An experienced military commander, King Rama I commanded that a new capital be established across Chaophraya River, and so Khrung-Thep, popularly known as Bangkok, was created along the western border as a means of keeping the unruly Burmese at bay. In the new capital city, King Rama I built the Grand Palace that also houses the Emerald Buddha. The leadership of King Rama I is also credited as the reason Thailand was able to overcome Burmese control.
King Rama I and his successors are credited with reconstructing the Thai state and culture, as well as introducing a series of Western reforms into Thai politics and beginning the modernization process in the country.
Chakri Memorial Day is a day of immense national pride. Every year on April 6, the national flag is displayed by the people of Thailand, and both government officials and members of the Thai community participate in traditional ceremonies, offering flowers and garlands to the statues of kings in the House of Chakri.
In 1919, King Rama VI introduced Chakri Day to commemorate all the kings in the Chakri dynasty. The monarchs of the House of Chakri brought peace to the people in Thailand, while maintaining the kingdom’s sovereignty during the periods when they were threatened by Western colonization and two World Wars.
The people are led in the ceremonies by King Bhumibol Adulyadej, the ninth king of the Chakri dynasty. Accompanied by members of the royal family, King Rama IX leads the religious ceremonies at the royal chapel before paying respects to his predecessors at the Royal Pantheon inside the Grand Palace. After the ceremony, King Rama IX and the rest of the royal family will proceed to lay wreath at the statue of King Rama I at the Memorial Bridge. The country’s prime minister and all government officials join the king in paying homage to his predecessors, while the people either join the celebrations in the locations or hold ceremonies in Chakri monuments and memorials across the country.
The Memorial Bridge was opened on April 6, 1932 by King Rama VII in commemoration of the 150th anniversary of the Chakri Dynasty and the foundation of Bangkok. Spanning over the Chaophraya River, the Memorial Bridge connects the districts of Phra Nakhon and Thonburi, and on its site stands the statue of King Rama I, where the current king lays wreath.
The statues of King Rama I and memorials to the house of Chakri are a sight to see, filled with flowers and garlands of all color and sizes as the people of Thailand take the opportunity to express their gratitude for the contributions of the Chakri monarchs. Thailand has since become a democratic country, but people still retain an utmost regard for the Chakri dynasty, and their deep reverence are expressed during Chakri Memorial Day.

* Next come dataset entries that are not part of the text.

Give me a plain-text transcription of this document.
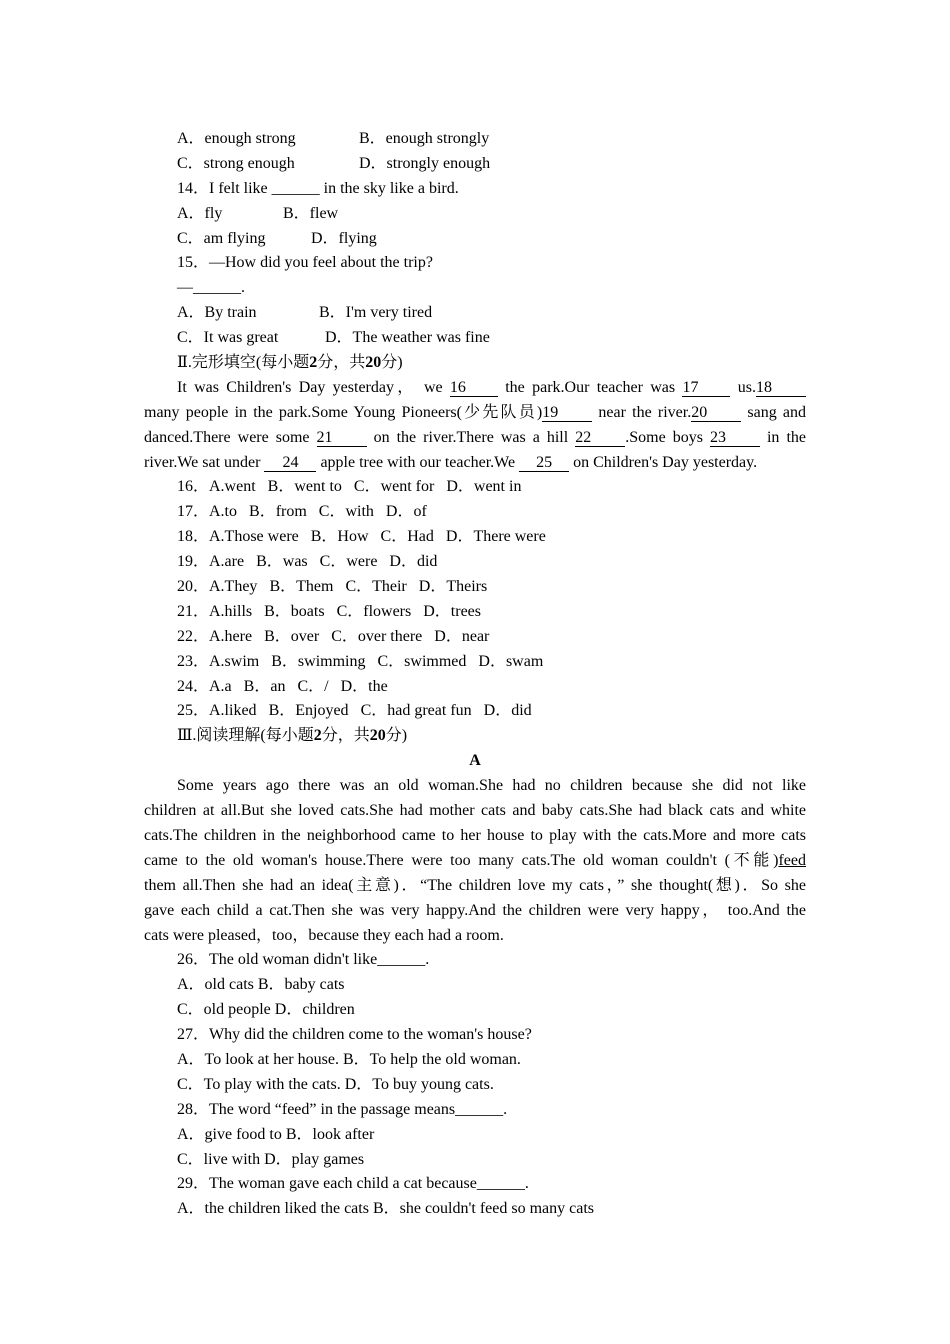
A．enough strong	B．enough strongly
C．strong enough	D．strongly enough
14．I felt like ______ in the sky like a bird.
A．fly	B．flew
C．am flying	D．flying
15．—How did you feel about the trip?
—______.
A．By train	B．I'm very tired
C．It was great	D．The weather was fine
Ⅱ.完形填空(每小题2分，共20分)
It was Children's Day yesterday， we 16 the park.Our teacher was 17 us.18
many people in the park.Some Young Pioneers(少先队员)19 near the river.20 sang and
danced.There were some 21 on the river.There was a hill 22 .Some boys 23 in the
river.We sat under 24 apple tree with our teacher.We 25 on Children's Day yesterday.
16．A.went B．went to C．went for D．went in
17．A.to B．from C．with D．of
18．A.Those were B．How C．Had D．There were
19．A.are B．was C．were D．did
20．A.They B．Them C．Their D．Theirs
21．A.hills B．boats C．flowers D．trees
22．A.here B．over C．over there D．near
23．A.swim B．swimming C．swimmed D．swam
24．A.a B．an C．/ D．the
25．A.liked B．Enjoyed C．had great fun D．did
Ⅲ.阅读理解(每小题2分，共20分)
A
Some years ago there was an old woman.She had no children because she did not like
children at all.But she loved cats.She had mother cats and baby cats.She had black cats and white
cats.The children in the neighborhood came to her house to play with the cats.More and more cats
came to the old woman's house.There were too many cats.The old woman couldn't (不能)feed
them all.Then she had an idea(主意)．“The children love my cats，” she thought(想)．So she
gave each child a cat.Then she was very happy.And the children were very happy， too.And the
cats were pleased，too，because they each had a room.
26．The old woman didn't like______.
A．old cats B．baby cats
C．old people D．children
27．Why did the children come to the woman's house?
A．To look at her house. B．To help the old woman.
C．To play with the cats. D．To buy young cats.
28．The word “feed” in the passage means______.
A．give food to B．look after
C．live with D．play games
29．The woman gave each child a cat because______.
A．the children liked the cats B．she couldn't feed so many cats
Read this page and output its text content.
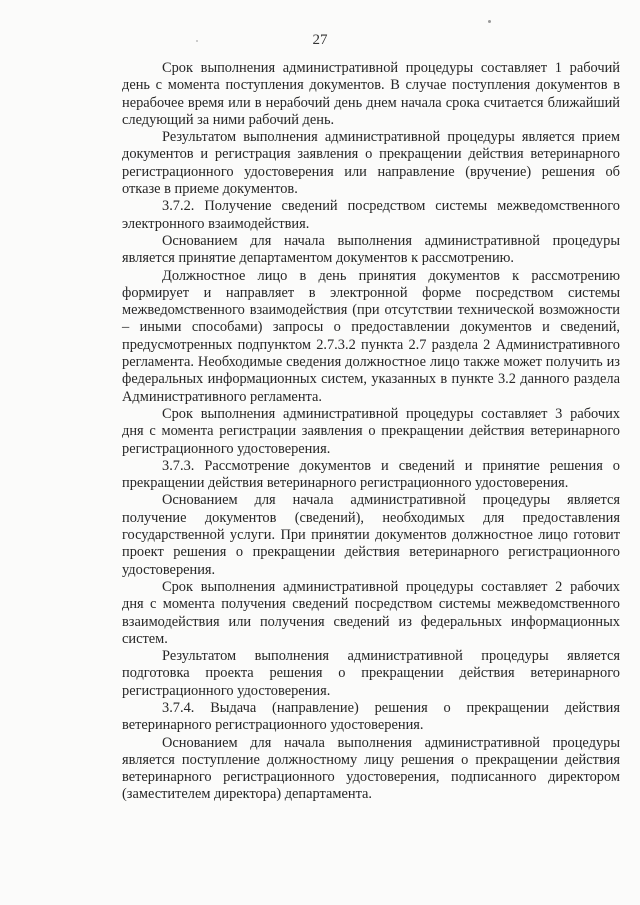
27

Срок выполнения административной процедуры составляет 1 рабочий день с момента поступления документов. В случае поступления документов в нерабочее время или в нерабочий день днем начала срока считается ближайший следующий за ними рабочий день.

Результатом выполнения административной процедуры является прием документов и регистрация заявления о прекращении действия ветеринарного регистрационного удостоверения или направление (вручение) решения об отказе в приеме документов.

3.7.2. Получение сведений посредством системы межведомственного электронного взаимодействия.

Основанием для начала выполнения административной процедуры является принятие департаментом документов к рассмотрению.

Должностное лицо в день принятия документов к рассмотрению формирует и направляет в электронной форме посредством системы межведомственного взаимодействия (при отсутствии технической возможности – иными способами) запросы о предоставлении документов и сведений, предусмотренных подпунктом 2.7.3.2 пункта 2.7 раздела 2 Административного регламента. Необходимые сведения должностное лицо также может получить из федеральных информационных систем, указанных в пункте 3.2 данного раздела Административного регламента.

Срок выполнения административной процедуры составляет 3 рабочих дня с момента регистрации заявления о прекращении действия ветеринарного регистрационного удостоверения.

3.7.3. Рассмотрение документов и сведений и принятие решения о прекращении действия ветеринарного регистрационного удостоверения.

Основанием для начала административной процедуры является получение документов (сведений), необходимых для предоставления государственной услуги. При принятии документов должностное лицо готовит проект решения о прекращении действия ветеринарного регистрационного удостоверения.

Срок выполнения административной процедуры составляет 2 рабочих дня с момента получения сведений посредством системы межведомственного взаимодействия или получения сведений из федеральных информационных систем.

Результатом выполнения административной процедуры является подготовка проекта решения о прекращении действия ветеринарного регистрационного удостоверения.

3.7.4. Выдача (направление) решения о прекращении действия ветеринарного регистрационного удостоверения.

Основанием для начала выполнения административной процедуры является поступление должностному лицу решения о прекращении действия ветеринарного регистрационного удостоверения, подписанного директором (заместителем директора) департамента.
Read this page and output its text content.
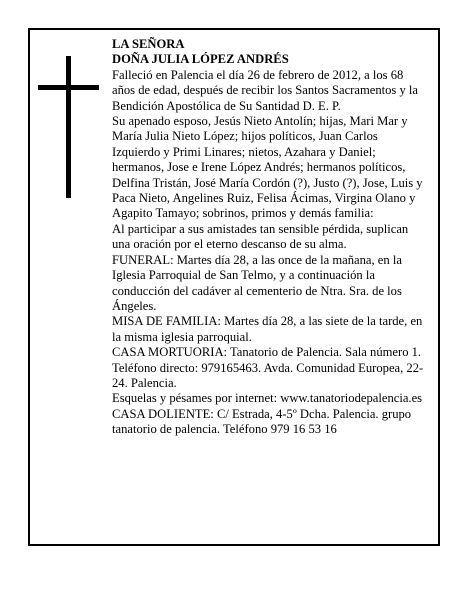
LA SEÑORA

DOÑA JULIA LÓPEZ ANDRÉS

Falleció en Palencia el día 26 de febrero de 2012, a los 68 años de edad, después de recibir los Santos Sacramentos y la Bendición Apostólica de Su Santidad D. E. P.

Su apenado esposo, Jesús Nieto Antolín; hijas, Mari Mar y María Julia Nieto López; hijos políticos, Juan Carlos Izquierdo y Primi Linares; nietos, Azahara y Daniel; hermanos, Jose e Irene López Andrés; hermanos políticos, Delfina Tristán, José María Cordón (?), Justo (?), Jose, Luis y Paca Nieto, Angelines Ruiz, Felisa Ácimas, Virgina Olano y Agapito Tamayo; sobrinos, primos y demás familia:

Al participar a sus amistades tan sensible pérdida, suplican una oración por el eterno descanso de su alma.

FUNERAL: Martes día 28, a las once de la mañana, en la Iglesia Parroquial de San Telmo, y a continuación la conducción del cadáver al cementerio de Ntra. Sra. de los Ángeles.

MISA DE FAMILIA: Martes día 28, a las siete de la tarde, en la misma iglesia parroquial.

CASA MORTUORIA: Tanatorio de Palencia. Sala número 1. Teléfono directo: 979165463. Avda. Comunidad Europea, 22-24. Palencia.

Esquelas y pésames por internet: www.tanatoriodepalencia.es

CASA DOLIENTE: C/ Estrada, 4-5º Dcha. Palencia. grupo tanatorio de palencia. Teléfono 979 16 53 16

All of Thailand, including Pattaya, Ayutthaya and Chiang Mai, participate in the celebrations of Chakri Memorial Day. People from all walks of life can be seen putting flowers on statues of King Rama I, which can be found all over the country.
The Royal Pantheon, one of the buildings in the temple of the Emerald Buddha in the grounds of the Grand Palace, will be open to public. The Royal Pantheon houses statues that represent each of the eight kings of the Chakri dynasty. Since the Royal Pantheon is opened only once each year on Chakri Day, the Grand Palace is expected to be more crowded with locals. It is advisable to plan ahead and arrive early to avoid the crowds and the ceremony.
For 2013, Chakri Day will be celebrated on a Saturday. Because it falls on a weekend, the next work day, April 8, will be an Observance Day as a compensatory non-working day. Government offices, banks and other institutions will be closed that day, except for commercial establishments and tourist facilities.